Les "serious games"

Publié le par Les 2ème Marketing


Désormais, les jeux vidéo ne servent plus uniquement à se divertir mais aussi à apprendre. En effet, certaines entreprises ont commencé à exploiter une nouvelle manière plus originale et plus divertissante de former ses employés.

En fait, tout a commencé, par un jeu de simulation diffusé gratuitement sur Internet par l’armée américaine, America’s Army. L’objectif était de recruter les meilleurs joueurs. Ce fut un réel succès, la plate-forme comptait 9,5 millions de joueurs inscrits.
Par la suite, différentes versions du jeu sont sorties avec chaque fois des scénarios différents : « Pax Warrior » (limiter le génocide du Rwanda), « Food Force » (sensibiliser les jeunes aux problèmes de la famine dans le monde), …

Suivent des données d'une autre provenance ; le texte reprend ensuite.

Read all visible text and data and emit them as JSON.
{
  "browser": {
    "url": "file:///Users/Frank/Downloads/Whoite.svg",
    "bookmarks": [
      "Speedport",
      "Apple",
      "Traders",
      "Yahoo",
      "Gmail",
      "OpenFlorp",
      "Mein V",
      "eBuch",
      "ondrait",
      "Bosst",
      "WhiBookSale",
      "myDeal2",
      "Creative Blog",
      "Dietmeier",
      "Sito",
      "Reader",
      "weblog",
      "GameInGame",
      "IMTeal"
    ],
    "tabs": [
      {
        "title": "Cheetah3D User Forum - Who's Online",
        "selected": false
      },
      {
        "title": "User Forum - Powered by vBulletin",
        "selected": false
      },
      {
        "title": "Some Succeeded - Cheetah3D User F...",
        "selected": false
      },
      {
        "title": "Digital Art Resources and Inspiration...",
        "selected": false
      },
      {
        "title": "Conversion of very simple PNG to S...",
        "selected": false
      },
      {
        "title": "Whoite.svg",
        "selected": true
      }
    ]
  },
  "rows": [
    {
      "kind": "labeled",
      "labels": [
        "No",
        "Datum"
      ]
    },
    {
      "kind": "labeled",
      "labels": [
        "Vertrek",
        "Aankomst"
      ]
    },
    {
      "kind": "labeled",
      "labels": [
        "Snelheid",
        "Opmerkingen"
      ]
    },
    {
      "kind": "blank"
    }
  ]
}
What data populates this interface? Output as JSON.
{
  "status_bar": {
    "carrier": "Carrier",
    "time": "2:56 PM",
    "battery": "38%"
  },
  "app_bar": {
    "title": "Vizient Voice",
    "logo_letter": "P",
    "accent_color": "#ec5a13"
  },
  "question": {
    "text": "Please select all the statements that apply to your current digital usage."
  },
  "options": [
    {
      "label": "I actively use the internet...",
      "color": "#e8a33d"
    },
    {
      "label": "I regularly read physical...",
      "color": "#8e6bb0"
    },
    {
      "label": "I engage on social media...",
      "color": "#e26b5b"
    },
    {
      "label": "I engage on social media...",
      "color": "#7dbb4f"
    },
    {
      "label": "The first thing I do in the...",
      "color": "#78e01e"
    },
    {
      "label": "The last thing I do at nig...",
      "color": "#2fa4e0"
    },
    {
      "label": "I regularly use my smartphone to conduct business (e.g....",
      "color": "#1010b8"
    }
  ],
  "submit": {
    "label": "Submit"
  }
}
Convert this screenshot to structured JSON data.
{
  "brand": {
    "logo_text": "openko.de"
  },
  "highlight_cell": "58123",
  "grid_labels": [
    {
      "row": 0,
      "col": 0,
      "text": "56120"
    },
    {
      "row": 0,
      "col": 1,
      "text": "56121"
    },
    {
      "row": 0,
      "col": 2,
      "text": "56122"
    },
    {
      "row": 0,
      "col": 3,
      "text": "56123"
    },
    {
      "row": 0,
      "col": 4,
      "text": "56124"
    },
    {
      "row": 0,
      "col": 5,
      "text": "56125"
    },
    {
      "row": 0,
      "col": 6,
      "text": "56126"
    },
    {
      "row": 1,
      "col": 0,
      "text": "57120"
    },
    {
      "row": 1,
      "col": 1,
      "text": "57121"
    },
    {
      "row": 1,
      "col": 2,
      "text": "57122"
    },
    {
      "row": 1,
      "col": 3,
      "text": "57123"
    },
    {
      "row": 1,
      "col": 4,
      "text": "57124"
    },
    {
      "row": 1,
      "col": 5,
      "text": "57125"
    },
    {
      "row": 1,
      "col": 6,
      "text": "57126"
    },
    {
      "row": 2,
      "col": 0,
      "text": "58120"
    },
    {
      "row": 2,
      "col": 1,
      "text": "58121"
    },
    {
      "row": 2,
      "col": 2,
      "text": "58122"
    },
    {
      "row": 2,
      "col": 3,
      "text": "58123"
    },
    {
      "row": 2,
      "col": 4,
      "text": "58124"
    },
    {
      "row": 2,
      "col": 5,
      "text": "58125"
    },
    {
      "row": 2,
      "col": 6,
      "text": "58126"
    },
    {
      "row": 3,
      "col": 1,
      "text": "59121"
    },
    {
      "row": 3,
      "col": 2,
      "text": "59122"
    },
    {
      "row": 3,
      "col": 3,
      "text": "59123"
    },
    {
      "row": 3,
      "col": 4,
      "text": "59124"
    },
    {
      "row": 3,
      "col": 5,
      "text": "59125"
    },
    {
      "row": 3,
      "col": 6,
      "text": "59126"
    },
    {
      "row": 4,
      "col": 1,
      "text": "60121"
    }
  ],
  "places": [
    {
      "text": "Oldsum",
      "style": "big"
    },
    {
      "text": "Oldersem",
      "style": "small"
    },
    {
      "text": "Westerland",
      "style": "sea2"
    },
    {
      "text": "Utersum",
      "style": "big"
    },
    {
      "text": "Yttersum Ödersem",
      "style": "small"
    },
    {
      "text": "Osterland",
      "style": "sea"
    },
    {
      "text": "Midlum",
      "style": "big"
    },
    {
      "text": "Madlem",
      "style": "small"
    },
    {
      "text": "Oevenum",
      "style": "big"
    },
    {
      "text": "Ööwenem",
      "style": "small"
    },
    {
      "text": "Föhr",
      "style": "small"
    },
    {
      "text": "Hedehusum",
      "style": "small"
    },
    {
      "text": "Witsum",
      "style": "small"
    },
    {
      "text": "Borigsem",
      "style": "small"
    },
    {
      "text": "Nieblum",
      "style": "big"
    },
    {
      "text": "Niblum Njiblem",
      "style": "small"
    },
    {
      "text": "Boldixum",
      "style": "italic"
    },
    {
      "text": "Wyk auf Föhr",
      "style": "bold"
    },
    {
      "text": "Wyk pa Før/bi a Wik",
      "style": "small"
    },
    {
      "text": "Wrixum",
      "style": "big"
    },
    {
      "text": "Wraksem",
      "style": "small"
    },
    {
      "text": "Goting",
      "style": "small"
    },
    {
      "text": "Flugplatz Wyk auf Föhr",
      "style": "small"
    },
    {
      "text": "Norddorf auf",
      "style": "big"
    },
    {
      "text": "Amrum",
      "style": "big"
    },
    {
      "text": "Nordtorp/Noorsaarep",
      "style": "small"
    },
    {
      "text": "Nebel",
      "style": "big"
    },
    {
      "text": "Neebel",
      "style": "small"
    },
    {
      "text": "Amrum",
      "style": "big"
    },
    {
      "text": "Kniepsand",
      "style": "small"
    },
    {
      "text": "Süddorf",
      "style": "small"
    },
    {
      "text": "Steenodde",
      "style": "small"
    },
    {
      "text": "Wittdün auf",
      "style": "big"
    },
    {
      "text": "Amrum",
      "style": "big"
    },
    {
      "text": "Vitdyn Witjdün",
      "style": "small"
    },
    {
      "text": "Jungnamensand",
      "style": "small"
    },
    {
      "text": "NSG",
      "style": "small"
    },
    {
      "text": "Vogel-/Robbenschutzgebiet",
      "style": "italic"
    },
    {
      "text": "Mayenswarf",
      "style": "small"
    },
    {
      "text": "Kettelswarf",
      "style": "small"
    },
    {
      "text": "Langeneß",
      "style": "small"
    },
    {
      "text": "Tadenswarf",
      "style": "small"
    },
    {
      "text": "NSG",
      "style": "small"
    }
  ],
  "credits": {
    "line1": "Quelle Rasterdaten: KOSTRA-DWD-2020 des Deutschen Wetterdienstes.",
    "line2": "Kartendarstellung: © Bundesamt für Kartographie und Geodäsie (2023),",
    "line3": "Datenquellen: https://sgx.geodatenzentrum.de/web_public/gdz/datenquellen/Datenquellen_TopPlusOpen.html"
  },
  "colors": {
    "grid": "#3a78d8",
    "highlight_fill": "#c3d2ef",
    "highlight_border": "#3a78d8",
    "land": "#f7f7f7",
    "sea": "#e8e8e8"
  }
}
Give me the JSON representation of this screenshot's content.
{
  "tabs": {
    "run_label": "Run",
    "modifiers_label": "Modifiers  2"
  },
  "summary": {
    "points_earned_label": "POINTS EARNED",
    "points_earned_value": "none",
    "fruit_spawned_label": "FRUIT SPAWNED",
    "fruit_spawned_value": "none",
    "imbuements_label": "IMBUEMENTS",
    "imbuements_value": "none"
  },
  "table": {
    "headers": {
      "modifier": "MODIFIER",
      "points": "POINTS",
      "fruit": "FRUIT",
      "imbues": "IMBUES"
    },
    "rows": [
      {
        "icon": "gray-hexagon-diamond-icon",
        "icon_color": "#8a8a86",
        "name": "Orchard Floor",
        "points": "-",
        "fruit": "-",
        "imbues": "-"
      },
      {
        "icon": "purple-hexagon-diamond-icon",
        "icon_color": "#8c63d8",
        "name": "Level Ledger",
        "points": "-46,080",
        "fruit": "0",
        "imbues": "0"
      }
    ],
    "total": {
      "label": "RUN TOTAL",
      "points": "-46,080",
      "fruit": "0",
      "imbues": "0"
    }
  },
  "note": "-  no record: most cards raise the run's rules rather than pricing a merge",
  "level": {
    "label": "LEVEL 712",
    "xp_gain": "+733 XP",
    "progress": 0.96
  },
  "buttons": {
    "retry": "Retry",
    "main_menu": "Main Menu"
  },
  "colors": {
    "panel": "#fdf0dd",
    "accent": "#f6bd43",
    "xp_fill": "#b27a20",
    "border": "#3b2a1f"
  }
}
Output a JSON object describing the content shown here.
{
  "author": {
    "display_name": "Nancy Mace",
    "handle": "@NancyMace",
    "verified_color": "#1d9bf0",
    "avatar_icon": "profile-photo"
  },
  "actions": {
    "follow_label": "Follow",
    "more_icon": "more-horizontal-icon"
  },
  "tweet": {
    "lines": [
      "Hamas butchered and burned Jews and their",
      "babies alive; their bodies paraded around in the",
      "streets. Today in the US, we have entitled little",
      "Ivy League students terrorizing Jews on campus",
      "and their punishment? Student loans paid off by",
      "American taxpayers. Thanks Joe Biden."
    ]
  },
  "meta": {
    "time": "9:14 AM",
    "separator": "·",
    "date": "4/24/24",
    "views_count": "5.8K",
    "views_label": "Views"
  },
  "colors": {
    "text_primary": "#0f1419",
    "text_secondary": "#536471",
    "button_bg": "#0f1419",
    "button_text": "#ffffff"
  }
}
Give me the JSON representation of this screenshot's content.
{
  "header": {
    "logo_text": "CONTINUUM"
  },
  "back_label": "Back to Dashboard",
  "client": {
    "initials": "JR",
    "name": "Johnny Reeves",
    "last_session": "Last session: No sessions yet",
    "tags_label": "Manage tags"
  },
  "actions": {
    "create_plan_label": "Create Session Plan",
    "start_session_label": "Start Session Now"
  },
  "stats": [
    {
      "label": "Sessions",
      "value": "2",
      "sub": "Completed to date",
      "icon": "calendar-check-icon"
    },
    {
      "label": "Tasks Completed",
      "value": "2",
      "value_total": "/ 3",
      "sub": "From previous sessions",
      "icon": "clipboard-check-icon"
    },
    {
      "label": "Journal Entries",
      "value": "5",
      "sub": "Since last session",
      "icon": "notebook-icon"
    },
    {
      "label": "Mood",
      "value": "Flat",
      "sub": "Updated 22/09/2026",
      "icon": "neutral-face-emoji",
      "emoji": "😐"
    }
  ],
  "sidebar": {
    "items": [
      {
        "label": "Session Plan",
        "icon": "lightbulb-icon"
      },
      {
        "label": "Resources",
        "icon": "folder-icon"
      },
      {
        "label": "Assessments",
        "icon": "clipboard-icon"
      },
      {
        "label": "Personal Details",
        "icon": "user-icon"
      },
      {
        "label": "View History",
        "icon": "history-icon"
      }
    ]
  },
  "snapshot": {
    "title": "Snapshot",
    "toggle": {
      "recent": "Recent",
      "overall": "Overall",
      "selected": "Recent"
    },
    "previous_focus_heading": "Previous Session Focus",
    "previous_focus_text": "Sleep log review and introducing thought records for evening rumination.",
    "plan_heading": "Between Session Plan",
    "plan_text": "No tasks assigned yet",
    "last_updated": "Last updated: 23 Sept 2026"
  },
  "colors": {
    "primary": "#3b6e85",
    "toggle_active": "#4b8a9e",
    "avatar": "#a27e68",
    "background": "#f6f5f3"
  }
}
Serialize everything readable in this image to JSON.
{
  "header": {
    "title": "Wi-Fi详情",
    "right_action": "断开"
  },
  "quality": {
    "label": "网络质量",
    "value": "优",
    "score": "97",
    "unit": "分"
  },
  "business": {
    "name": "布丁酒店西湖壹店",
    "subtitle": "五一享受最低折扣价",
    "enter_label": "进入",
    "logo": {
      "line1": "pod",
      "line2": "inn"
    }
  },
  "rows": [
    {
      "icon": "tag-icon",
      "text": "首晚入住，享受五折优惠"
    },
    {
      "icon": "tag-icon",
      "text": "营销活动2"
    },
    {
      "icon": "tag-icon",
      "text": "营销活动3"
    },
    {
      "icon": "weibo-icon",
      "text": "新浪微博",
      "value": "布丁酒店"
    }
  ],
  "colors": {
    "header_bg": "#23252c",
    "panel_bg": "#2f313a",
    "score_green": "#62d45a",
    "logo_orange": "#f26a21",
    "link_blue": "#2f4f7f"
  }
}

Le principal avantage de ce type de formation, est que le joueur sollicite son niveau d’attention le plus élevé. De plus, les « serious games » se trouvent en intégralité sur Internet, ce qui permet de poursuivre la formation n’importe où et de consulter sa progression et ses résultats à tout moment.

Parti d’un simple QCM animé, les « serious games » présentent dorénavant des scénarios qui s’apparentent de plus en plus à la réalité. Ces scénarios sont généralement présentés sous forme de plusieurs petits épisodes clôturés par un quizz afin de vérifier les acquis.

On ne peut pas dire que ces outils ludico-pédagogiques sont plus efficaces qu’une formation traditionnelle, mais, ceux-ci pourraient être considérés comme une alternative. On estime qu’en France, plus de la moitié des sociétés du CAC 40 utilisent ce type de formation. On peut ainsi citer AXA et BNP-Paribas qui utilisent « Starbank the Game », Peugeot et Renault qui forment commerciaux, personnels d’accueil et recruteurs ou encore Orange avec son « Whosegame ». Comme le dit Gil Simoncine, responsable de la formation métier chez Renault : « Le jeux sérieux permet de passer d’une pédagogie passive à une pédagogie active. On a besoin d’offrir des formations plus ludiques et immersives. ».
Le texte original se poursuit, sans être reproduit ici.